Tim Sherwood. What do we know about the new interim boss at Tottenham?
He won the league with Blackburn, represented us for several years and was at one point apparently better than Zidane. Most know that. What most don’t know is this; Spurs rejected offers from Brighton, Blackburn and Swindon for his services as manager, serving more of a testament to the elusive figure Tim has cast during his second spell at White Hart Lane. Chairman Daniel Levy’s insistence to place him in charge on an interim basis, a man with no managerial experience within the Premier League suggests that there really is something more to the man who has been waiting in the shadows during AVB’s tenure.
Although he was somewhat kept in the background throughout AVB’s reign, he wasn’t exactly quiet. Richard Keys ousted him as the ‘Spurs mole’ who had attempted to stir dissent amongst the ranks with stories of ‘overworked players’ unhappy at AVB’s regime. Aside from trying to get AVB sacked for his own gain he also managed to coast our U21 set-up to the league title and has been described as having a philosophy similar to that deployed at Barcelona, even touted as ‘our Guardiola’ – a compliment if ever there was one. Harry Redknapp even went as far as saying the job should go to him on a permanent basis and if some of the bookmakers are to be believed, that’s not a million miles away from what could potentially happen.
The shared connections of Franco Baldini, a former player and director of football at the highest levels, alongside Daniel Levy could easily come up with a successor with superior experience, or at least that’s what you’d think. Fabio Capello, although spotted at Spurs on Sunday, has allegiances to the Russian national team as does another linked manager, Guus Hiddink with the Netherlands squad (Taking charge after the World Cup next year).
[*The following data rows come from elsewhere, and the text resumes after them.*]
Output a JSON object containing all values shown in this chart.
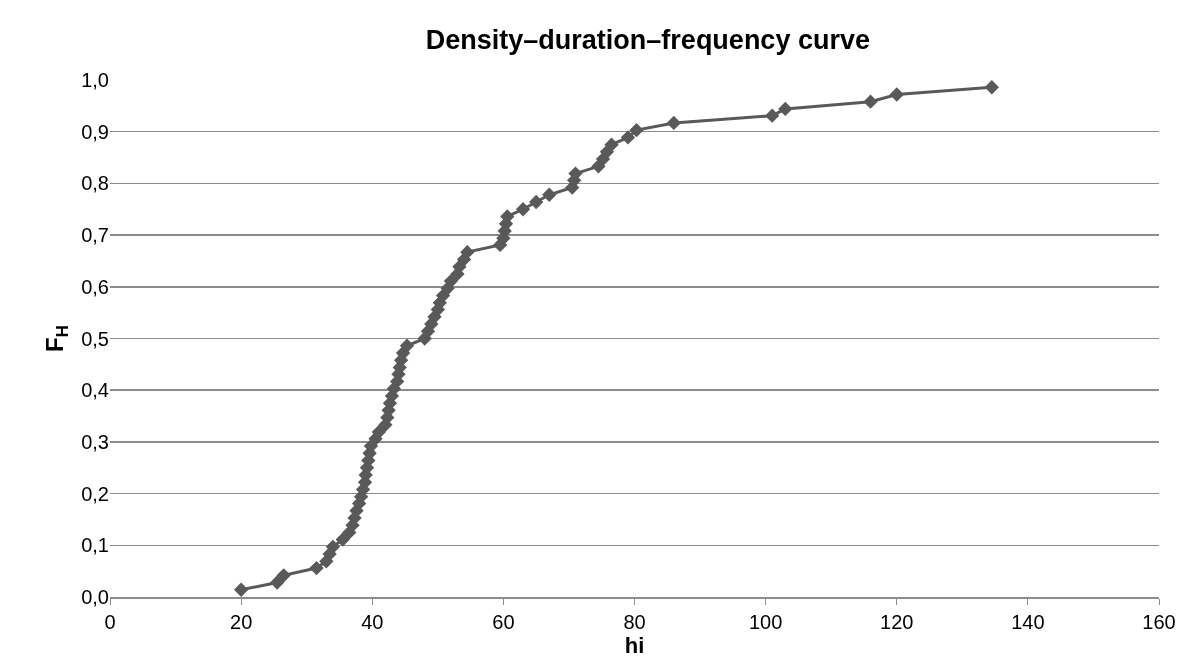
{
  "chart_data": {
    "type": "line",
    "title": "Density–duration–frequency curve",
    "xlabel": "hi",
    "ylabel": "F$_{H}$",
    "x": [
      20,
      25.5,
      26.5,
      31.5,
      33,
      33.5,
      34,
      35.5,
      36.5,
      37,
      37.3,
      37.6,
      38,
      38.3,
      38.6,
      38.9,
      39,
      39.2,
      39.4,
      39.6,
      39.8,
      40.5,
      41,
      42,
      42.3,
      42.5,
      42.7,
      43,
      43.3,
      43.8,
      44,
      44.2,
      44.4,
      44.7,
      45.3,
      48,
      48.5,
      49,
      49.5,
      50,
      50.3,
      50.8,
      51.5,
      52,
      53,
      53.3,
      54,
      54.5,
      59.5,
      60,
      60.2,
      60.4,
      60.6,
      63,
      65,
      67,
      70.5,
      70.8,
      71,
      74.5,
      75.2,
      75.8,
      76.5,
      79,
      80.3,
      86,
      101,
      103,
      116,
      120,
      134.5
    ],
    "series": [
      {
        "color": "#595959",
        "values": [
          0.014,
          0.028,
          0.042,
          0.056,
          0.069,
          0.083,
          0.097,
          0.111,
          0.125,
          0.139,
          0.153,
          0.167,
          0.181,
          0.194,
          0.208,
          0.222,
          0.236,
          0.25,
          0.264,
          0.278,
          0.292,
          0.306,
          0.319,
          0.333,
          0.347,
          0.361,
          0.375,
          0.389,
          0.403,
          0.417,
          0.431,
          0.444,
          0.458,
          0.472,
          0.486,
          0.5,
          0.514,
          0.528,
          0.542,
          0.556,
          0.569,
          0.583,
          0.597,
          0.611,
          0.625,
          0.639,
          0.653,
          0.667,
          0.681,
          0.694,
          0.708,
          0.722,
          0.736,
          0.75,
          0.764,
          0.778,
          0.792,
          0.806,
          0.819,
          0.833,
          0.847,
          0.861,
          0.875,
          0.889,
          0.903,
          0.917,
          0.931,
          0.944,
          0.958,
          0.972,
          0.986
        ]
      }
    ],
    "xlim": [
      0,
      160
    ],
    "xticks": [
      0,
      20,
      40,
      60,
      80,
      100,
      120,
      140,
      160
    ],
    "ylim": [
      0,
      1
    ],
    "yticks": [
      {
        "value": 0,
        "label": "0,0"
      },
      {
        "value": 0.1,
        "label": "0,1"
      },
      {
        "value": 0.2,
        "label": "0,2"
      },
      {
        "value": 0.3,
        "label": "0,3"
      },
      {
        "value": 0.4,
        "label": "0,4"
      },
      {
        "value": 0.5,
        "label": "0,5"
      },
      {
        "value": 0.6,
        "label": "0,6"
      },
      {
        "value": 0.7,
        "label": "0,7"
      },
      {
        "value": 0.8,
        "label": "0,8"
      },
      {
        "value": 0.9,
        "label": "0,9"
      },
      {
        "value": 1,
        "label": "1,0"
      }
    ],
    "grid": "y",
    "marker": "diamond",
    "line_style": "solid"
  }
}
Michael Laudrup and Mauricio Pochetinno are both tied closely to their current clubs, Levy unlikely to pay the compensation fee that either would require, and with Glen Hoddle beginning to grow increasingly more and more like the creepy Uncle you’ve always been warned about, Levy could see this as an ideal opportunity for Sherwood to prove himself. One of the key failings of many a Spurs manager previous in the Premier League era was conflict between themselves and Levy, hard not to avoid given his presence in dealings. However, Sherwood and Levy have a friendship forged out of respect evident within his appointment as interim manager – a quality trait which no outsider would have.
On a short-term basis the appointment of Sherwood will only do positives for the squad. Separation from AVB’s on-field ideology will see the team initially play without restraint and in order to impress – something which usually draws the best out of the players. With such a saturated squad in areas, AVB failed to cement a consistent starting XI, Sherwood will likely be much more ruthless with his selections. Furthermore the increased assets he will have available to him with Emmanuel Adebayor likely to come back into contention and talk of Assou Ekotto returning from his loan spell at QPR will strengthen our squad in areas that have been somewhat lacklustre this season.
With Sherwood it’s safe to say his reputation precedes him somewhat. At a time when there are so many stories approaching the situation at Spurs from so many different angles it’s hard to get a sense of what is right and what is wrong. Many sources portray Levy as a dictator at the helm of our club, failing to invest in AVB’s vision whereas others cast AVB in an overtly negative light; sulky, arrogant and childish. Sherwood however mantains an elusive image, the head of our burgeoning youth set-up and an alleged Arsenal fan with the tattoo to match. Whilst his ruthless nature in pursuit of the role can only be seen as an enduring asset to the supporters it seems only time will tell regarding Sherwood and his inevitable pursuit of the role on a permanent basis.
On December 23rd 2013, Tim Sherwood was confirmed as the Tottenham manager on an 18 month deal.